Thanks to that fly rod, he would enjoy extraordinary evenings in breathtaking streams, followed by enchanting nights in the arms of a woman he had never expected to meet:
a woman who fished.
And one who was so impressed with his willingness to spend money on a good rod—not to mention take instruction from a female—that she agreed to teach him the basics of fly-fishing. To their mutual surprise, they caught more than trout: each hooked the other by the heart.
The late morning sun fell warm across Osborne’s shoulders. Overhead the air was still. Wisps of white cotton clouds brushed a Dresden blue sky. A perfect July day. Resting his hands on the oar handles, he let the boat drift, pulling Cody’s bobber along.
He couldn’t help but congratulate himself for spending time and money to restore the old Rhinelander rowboat, a sturdy antique that he had inherited from his father. The money spent on the boat, the new spinning rod—even the buck fifty on angleworms—all added up to a look on his grandson’s face that he couldn’t buy.
Having cast a respectable twenty feet out from the boat, the youngster sat perfectly still, breath held and eyes fixed on the gentle rocking of the red and white bobber. Across from him, Osborne sat just as still but with peace and gratitude brimming in his heart.
“Grandpa?” Mason broke the silence from where she had let her kayak drift down the shoreline. Osborne glanced her way. In her white, one-piece swimsuit, orange life vest and blue-green kayak, she was as colorful as a water lily in full bloom. Waving her paddle, she said, “Did Mom tell you we found the secret passage yesterday? We went all the way up to Hidden Lake. Found secret treasure, too, Grandpa.
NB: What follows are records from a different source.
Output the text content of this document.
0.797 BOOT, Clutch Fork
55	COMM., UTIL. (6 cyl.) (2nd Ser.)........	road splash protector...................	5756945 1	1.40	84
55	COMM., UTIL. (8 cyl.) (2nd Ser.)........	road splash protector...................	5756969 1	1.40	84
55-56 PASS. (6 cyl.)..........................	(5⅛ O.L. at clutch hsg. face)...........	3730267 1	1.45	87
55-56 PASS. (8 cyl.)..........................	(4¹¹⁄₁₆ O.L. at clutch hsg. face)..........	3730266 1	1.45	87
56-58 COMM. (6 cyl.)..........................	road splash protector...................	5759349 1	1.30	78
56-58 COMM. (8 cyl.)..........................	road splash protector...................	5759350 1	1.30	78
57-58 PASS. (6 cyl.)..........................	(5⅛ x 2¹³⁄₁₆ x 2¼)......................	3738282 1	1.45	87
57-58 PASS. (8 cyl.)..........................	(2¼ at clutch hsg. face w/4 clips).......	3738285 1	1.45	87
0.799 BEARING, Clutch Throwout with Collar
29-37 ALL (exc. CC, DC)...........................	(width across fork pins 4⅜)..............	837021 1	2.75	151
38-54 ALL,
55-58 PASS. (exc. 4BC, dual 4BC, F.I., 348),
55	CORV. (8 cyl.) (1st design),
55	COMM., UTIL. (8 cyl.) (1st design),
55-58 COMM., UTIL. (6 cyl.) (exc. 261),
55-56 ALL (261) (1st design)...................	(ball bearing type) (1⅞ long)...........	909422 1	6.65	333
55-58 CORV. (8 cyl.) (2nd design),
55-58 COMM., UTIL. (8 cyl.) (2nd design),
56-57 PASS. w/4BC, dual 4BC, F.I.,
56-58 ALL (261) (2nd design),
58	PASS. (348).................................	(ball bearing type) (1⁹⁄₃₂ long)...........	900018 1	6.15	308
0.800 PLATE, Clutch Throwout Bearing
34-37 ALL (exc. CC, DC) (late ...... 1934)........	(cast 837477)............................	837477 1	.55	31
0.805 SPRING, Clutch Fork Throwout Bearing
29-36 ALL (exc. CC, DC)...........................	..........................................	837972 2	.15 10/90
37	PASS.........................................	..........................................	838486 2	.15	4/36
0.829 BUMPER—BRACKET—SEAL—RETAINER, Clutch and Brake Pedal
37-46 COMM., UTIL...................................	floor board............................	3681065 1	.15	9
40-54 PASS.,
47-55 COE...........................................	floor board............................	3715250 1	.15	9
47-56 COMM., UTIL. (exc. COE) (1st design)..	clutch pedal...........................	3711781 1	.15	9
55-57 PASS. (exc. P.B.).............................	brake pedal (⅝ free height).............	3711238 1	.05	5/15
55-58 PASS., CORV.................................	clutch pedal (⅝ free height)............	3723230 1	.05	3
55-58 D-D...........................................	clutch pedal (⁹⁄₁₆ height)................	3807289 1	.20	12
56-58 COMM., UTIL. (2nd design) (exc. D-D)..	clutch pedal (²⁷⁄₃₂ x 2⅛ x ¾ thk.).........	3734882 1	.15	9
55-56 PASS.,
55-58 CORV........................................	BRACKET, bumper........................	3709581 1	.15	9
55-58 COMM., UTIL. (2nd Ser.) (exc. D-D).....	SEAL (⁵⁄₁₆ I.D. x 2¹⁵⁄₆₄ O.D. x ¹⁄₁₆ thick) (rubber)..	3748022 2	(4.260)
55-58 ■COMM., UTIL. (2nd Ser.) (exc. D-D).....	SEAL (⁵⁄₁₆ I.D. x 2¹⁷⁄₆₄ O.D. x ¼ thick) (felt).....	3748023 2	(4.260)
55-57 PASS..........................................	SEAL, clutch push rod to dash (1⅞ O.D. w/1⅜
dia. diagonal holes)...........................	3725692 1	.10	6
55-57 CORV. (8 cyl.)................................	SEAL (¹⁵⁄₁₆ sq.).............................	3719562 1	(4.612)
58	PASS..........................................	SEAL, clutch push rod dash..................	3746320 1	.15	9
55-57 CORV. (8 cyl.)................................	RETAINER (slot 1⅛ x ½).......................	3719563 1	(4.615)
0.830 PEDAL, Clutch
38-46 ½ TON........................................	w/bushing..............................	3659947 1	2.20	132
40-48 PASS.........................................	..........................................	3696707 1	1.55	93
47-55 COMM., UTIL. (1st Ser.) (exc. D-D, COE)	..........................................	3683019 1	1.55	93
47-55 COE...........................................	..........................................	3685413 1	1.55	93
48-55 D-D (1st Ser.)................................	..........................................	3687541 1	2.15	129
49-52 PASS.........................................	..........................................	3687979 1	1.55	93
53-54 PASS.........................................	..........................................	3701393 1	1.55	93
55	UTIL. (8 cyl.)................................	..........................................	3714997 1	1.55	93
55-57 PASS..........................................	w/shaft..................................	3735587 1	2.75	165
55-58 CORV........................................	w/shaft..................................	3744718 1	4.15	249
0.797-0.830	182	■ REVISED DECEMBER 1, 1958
“I wanted to bring you a present ‘cause all the secret stuff is so cool, but Mom said no. She thinks it has to belong to somebody but I know she’s wrong. Why would you put stuff way out in the woods? So Mom and I made a deal—if it’s still there next summer, I get to keep it. And I know right where to find it, too, but you have to be in a kayak or a canoe ‘cause it’s pretty shallow. Too shallow for your fishing boat, you know.” She spoke with an authority that made her grandfather grin.
Keeping an eye on Cody’s bobber, Osborne said, “Good for you, Mason. You’re wise to listen to your mother and I’m impressed with your kayaking. You’re becoming quite the expert, young lady.”